RadarBali.com – Kasus yang menjerat mantan Petugas Penyuluh Lapangan (PPL) Desa Tulikup Dewa Putu Suartana kini telah memasuki tahap II pada Rabu (22/11) kemarin.
Suartana beserta barang bukti kemarin dicek kembali untuk selanjutnya bersiap menghadapi sidang di Pengadilan Tipikor.
Tak hanya berhenti di Suartana, Kejari Gianyar telah menyiapkan sasaran baru dengan membidik kelompok Program Usaha Agribisnis Pedesaan (PUAP) Desa Tulikup, yang diduga juga melakukan penyelewengan dana puluhan juta rupiah.
PUAP ini masih ada hubungannya dengan tersangka Dewa Suartana.
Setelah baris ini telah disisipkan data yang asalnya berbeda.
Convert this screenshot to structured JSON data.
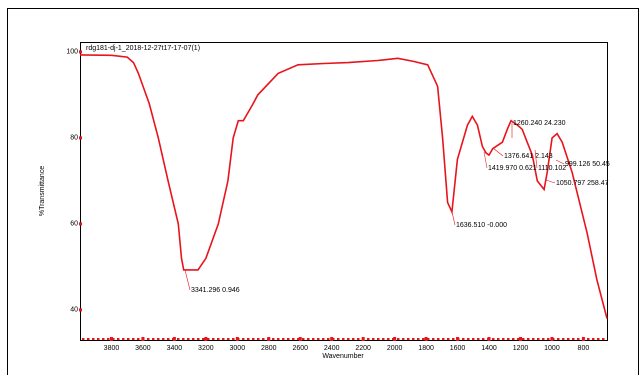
{
  "chart_data": {
    "type": "line",
    "title": "rdg181-dj-1_2018-12-27t17-17-07(1)",
    "x_label": "Wavenumber",
    "y_label": "%Transmittance",
    "xlim": [
      4000,
      650
    ],
    "ylim": [
      33,
      102.3
    ],
    "xticks": [
      3800,
      3600,
      3400,
      3200,
      3000,
      2800,
      2600,
      2400,
      2200,
      2000,
      1800,
      1600,
      1400,
      1200,
      1000,
      800
    ],
    "yticks": [
      100,
      80,
      60,
      40
    ],
    "x": [
      4000,
      3800,
      3700,
      3660,
      3629,
      3560,
      3502,
      3440,
      3375,
      3355,
      3341,
      3250,
      3200,
      3121,
      3060,
      3026,
      2994,
      2962,
      2930,
      2899,
      2870,
      2741,
      2614,
      2450,
      2297,
      2107,
      1980,
      1880,
      1790,
      1727,
      1695,
      1663,
      1636,
      1601,
      1537,
      1506,
      1474,
      1442,
      1419,
      1400,
      1376,
      1315,
      1284,
      1260,
      1220,
      1189,
      1157,
      1125,
      1093,
      1050,
      1030,
      999,
      967,
      935,
      872,
      777,
      714,
      650
    ],
    "series": [
      {
        "name": "rdg181-dj-1",
        "color": "#e8141c",
        "values": [
          99.3,
          99.2,
          98.8,
          97.5,
          95,
          88,
          80,
          70,
          60,
          52,
          49.3,
          49.3,
          52,
          60,
          70,
          80,
          84,
          84,
          86,
          88,
          90,
          95,
          97,
          97.3,
          97.5,
          98,
          98.5,
          97.8,
          97,
          92,
          80,
          65,
          62.8,
          75,
          83,
          85,
          83,
          78,
          76.5,
          76,
          77.5,
          79,
          82,
          84,
          83,
          82,
          79,
          76,
          70,
          68,
          72,
          80,
          81,
          79,
          72,
          58,
          47,
          38
        ]
      }
    ],
    "annotations": [
      "3341.296  0.946",
      "1636.510  -0.000",
      "1260.240  24.230",
      "1376.641  2.143",
      "1419.970  0.621",
      "1110.102",
      "999.126  50.45",
      "1050.797  258.47"
    ]
  }
}
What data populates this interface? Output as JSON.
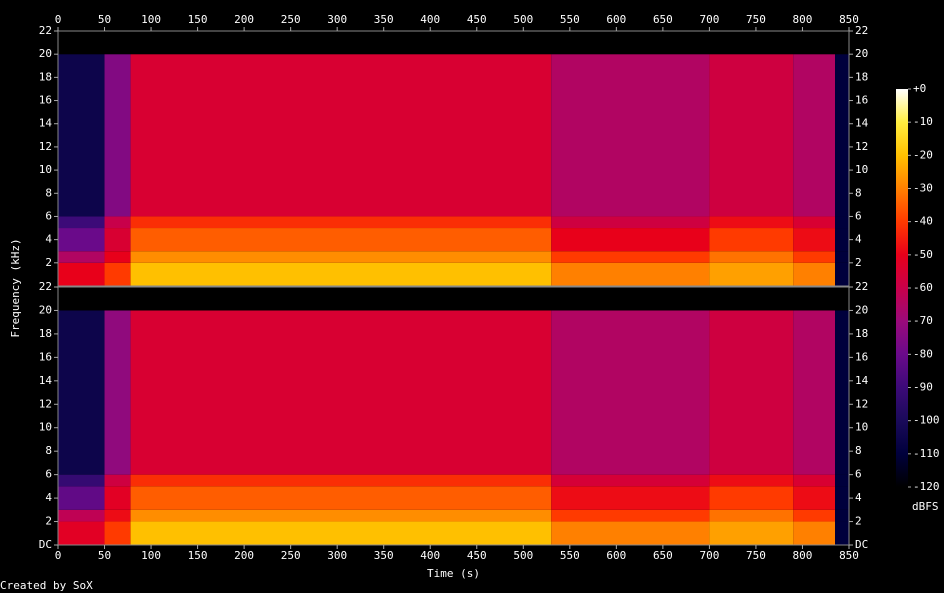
{
  "chart_data": [
    {
      "type": "heatmap",
      "ylabel": "Frequency (kHz)",
      "xlim": [
        0,
        850
      ],
      "xticks": [
        0,
        50,
        100,
        150,
        200,
        250,
        300,
        350,
        400,
        450,
        500,
        550,
        600,
        650,
        700,
        750,
        800,
        850
      ],
      "ylim": [
        0,
        22
      ],
      "yticks": [
        2,
        4,
        6,
        8,
        10,
        12,
        14,
        16,
        18,
        20,
        22
      ],
      "xbins": [
        0,
        50,
        78,
        530,
        700,
        790,
        835,
        850
      ],
      "ybins": [
        0,
        2,
        3,
        5,
        6,
        20,
        22
      ],
      "values": [
        [
          -50,
          -40,
          -20,
          -30,
          -25,
          -30,
          -110
        ],
        [
          -65,
          -50,
          -28,
          -40,
          -32,
          -40,
          -110
        ],
        [
          -80,
          -55,
          -35,
          -50,
          -40,
          -48,
          -110
        ],
        [
          -90,
          -60,
          -42,
          -58,
          -48,
          -55,
          -110
        ],
        [
          -105,
          -75,
          -55,
          -65,
          -58,
          -65,
          -110
        ],
        [
          -120,
          -120,
          -120,
          -120,
          -120,
          -120,
          -120
        ]
      ]
    },
    {
      "type": "heatmap",
      "xlabel": "Time (s)",
      "xlim": [
        0,
        850
      ],
      "xticks": [
        0,
        50,
        100,
        150,
        200,
        250,
        300,
        350,
        400,
        450,
        500,
        550,
        600,
        650,
        700,
        750,
        800,
        850
      ],
      "ylim": [
        0,
        22
      ],
      "yticks": [
        {
          "value": 0,
          "label": "DC"
        },
        2,
        4,
        6,
        8,
        10,
        12,
        14,
        16,
        18,
        20,
        22
      ],
      "xbins": [
        0,
        50,
        78,
        530,
        700,
        790,
        835,
        850
      ],
      "ybins": [
        0,
        2,
        3,
        5,
        6,
        20,
        22
      ],
      "values": [
        [
          -52,
          -40,
          -20,
          -30,
          -25,
          -30,
          -110
        ],
        [
          -62,
          -48,
          -28,
          -40,
          -32,
          -40,
          -110
        ],
        [
          -82,
          -52,
          -35,
          -48,
          -40,
          -48,
          -110
        ],
        [
          -92,
          -58,
          -42,
          -56,
          -48,
          -55,
          -110
        ],
        [
          -105,
          -72,
          -55,
          -65,
          -58,
          -65,
          -110
        ],
        [
          -120,
          -120,
          -120,
          -120,
          -120,
          -120,
          -120
        ]
      ]
    }
  ],
  "colorbar": {
    "label": "dBFS",
    "lim": [
      -120,
      0
    ],
    "ticks": [
      {
        "value": 0,
        "label": "+0"
      },
      -10,
      -20,
      -30,
      -40,
      -50,
      -60,
      -70,
      -80,
      -90,
      -100,
      -110,
      -120
    ],
    "colors": [
      "#000000",
      "#00003c",
      "#1a0a5a",
      "#3c0a78",
      "#6a0a8a",
      "#9a0a7a",
      "#c8004a",
      "#e8001a",
      "#ff3a00",
      "#ff8000",
      "#ffc000",
      "#ffee40",
      "#ffffff"
    ]
  },
  "footer": "Created by SoX"
}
Kasi Pidana Khusus (Pidsus) Kejari Gianyar, Made Endra Arianto mengatakan,
dalam tahap II kasus yang menyeret mantan PPL itu telah dilakukan penyerahan tersangka dan barang bukti dari penyidik Kejari ke Jaksa Penuntut Umum (JPU).
Tersangka akan dijerat melakukan tindak pidana korupsi senilai Rp 70 juta karena diduga melanggar Pasal 2, Jo Pasal 18 UU Tipikor, Subsidier Pasal 3, Jo Pasal 18 UU Tipikor.
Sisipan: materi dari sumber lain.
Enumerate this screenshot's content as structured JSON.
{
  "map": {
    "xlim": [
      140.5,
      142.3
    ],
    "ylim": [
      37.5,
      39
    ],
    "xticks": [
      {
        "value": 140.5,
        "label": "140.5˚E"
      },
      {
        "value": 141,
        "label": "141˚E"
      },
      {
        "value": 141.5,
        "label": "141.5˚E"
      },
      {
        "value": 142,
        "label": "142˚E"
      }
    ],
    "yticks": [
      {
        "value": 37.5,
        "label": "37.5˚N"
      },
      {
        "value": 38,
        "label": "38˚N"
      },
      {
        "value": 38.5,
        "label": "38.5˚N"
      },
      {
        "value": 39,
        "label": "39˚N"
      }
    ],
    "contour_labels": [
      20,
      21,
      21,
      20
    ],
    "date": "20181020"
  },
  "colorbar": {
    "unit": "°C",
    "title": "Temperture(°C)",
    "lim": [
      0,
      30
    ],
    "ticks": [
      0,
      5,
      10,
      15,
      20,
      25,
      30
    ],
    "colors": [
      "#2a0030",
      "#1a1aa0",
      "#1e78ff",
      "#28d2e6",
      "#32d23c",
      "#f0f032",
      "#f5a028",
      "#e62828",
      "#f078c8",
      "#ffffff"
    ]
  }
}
“Setelah diperiksa kembali kurang lebih 30 menit, tersangka oleh JPU lantas ditahan di tingkat penuntutan selama 20 hari di rutan Gianyar,” ujar Endra Arianto, kemarin.
Mengenai kelompok PUAP Tulikup, Endra mengakatan kelompok ini diduga juga melakukan penyelewengan dana mencapai puluhan juta rupiah.
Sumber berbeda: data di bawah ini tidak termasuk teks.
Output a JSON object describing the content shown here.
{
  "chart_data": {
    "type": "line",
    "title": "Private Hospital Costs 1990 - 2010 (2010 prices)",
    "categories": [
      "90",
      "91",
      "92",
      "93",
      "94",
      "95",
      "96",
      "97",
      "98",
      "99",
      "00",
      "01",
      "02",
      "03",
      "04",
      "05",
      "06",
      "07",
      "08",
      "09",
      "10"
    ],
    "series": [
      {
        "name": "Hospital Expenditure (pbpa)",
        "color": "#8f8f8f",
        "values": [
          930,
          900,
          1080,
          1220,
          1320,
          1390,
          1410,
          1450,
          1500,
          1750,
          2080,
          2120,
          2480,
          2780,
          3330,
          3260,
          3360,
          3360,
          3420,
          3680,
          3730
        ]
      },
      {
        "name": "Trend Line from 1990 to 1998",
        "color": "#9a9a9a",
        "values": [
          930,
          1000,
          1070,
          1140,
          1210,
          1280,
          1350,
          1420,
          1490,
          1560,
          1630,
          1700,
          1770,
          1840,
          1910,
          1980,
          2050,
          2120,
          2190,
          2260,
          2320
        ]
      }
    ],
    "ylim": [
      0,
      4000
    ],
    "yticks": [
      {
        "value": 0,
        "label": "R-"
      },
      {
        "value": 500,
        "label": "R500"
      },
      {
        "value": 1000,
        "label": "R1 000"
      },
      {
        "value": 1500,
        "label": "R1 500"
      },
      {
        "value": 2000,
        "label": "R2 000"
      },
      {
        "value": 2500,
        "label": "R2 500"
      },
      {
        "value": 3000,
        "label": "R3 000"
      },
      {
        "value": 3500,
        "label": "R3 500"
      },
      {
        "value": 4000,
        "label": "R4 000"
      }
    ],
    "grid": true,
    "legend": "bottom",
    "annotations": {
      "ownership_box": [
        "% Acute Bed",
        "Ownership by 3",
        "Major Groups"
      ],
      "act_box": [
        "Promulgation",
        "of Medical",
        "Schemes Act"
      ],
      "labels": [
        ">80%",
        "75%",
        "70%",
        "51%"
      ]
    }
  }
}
“Kalau yang ini kasusnya diduga pengadaan sarana pertanian,” ujarnya. Made Endra Arianto yang sudah mulai melakukan penyelidikan memastikan bisa menyeret tersangka dalam kasus ini.
Namun karena masih penyelidikan jaksa asal Jembrana itu menyarankan agar pihak terkait segera melakukan pengembalian.
“Karena ini masih penyelidikan maka kami persilakan dulu mereka melakukan pengembalian, kalau belum juga kami bawa ini masuk kepenyidikan, kalau sudah penyidikan tidak ada kompromi,” pintanya.
Sebagaimana diketahui dalam berita sebelumnya, penyidikan terhadap tersangka Dewa Suartana ini berawal dari penelusuran pembukuan keuangan 2009-2011 pada Gabungan Kelompok Tani (Gapoktan) Desa Tulikup.
Dalam Gapoktan itu, terdapat dua kelompok turunan. Pertama Program Usaha Agribisnis Pedesaan (PUAP) berfungsi sebagai tempat meminjam uang.
Turunan kedua, Lembaga Distribusi Pangan Masyarakat (LDPM) berfungsi untuk membeli beras dan gabah petani.
Lalu pada 2009, organisasi PUAP ini belum memperoleh dana dari pusat. Akhirnya pihak PUAP memercayai Dewa Suartana selaku PPL untuk meminjam dana sementara dari organisasi kedua, LDPM.
Dana pertama yang diambil Rp 30 juta, namun hanya dibelikan beras Rp 13 juta saja. Kemudian, setelah PUAP dapat dana,
Dewa Suartana kembali mengambil dana Rp 60 juta dari PUAP. Jadi yang diambil sekitar Rp 70 juta.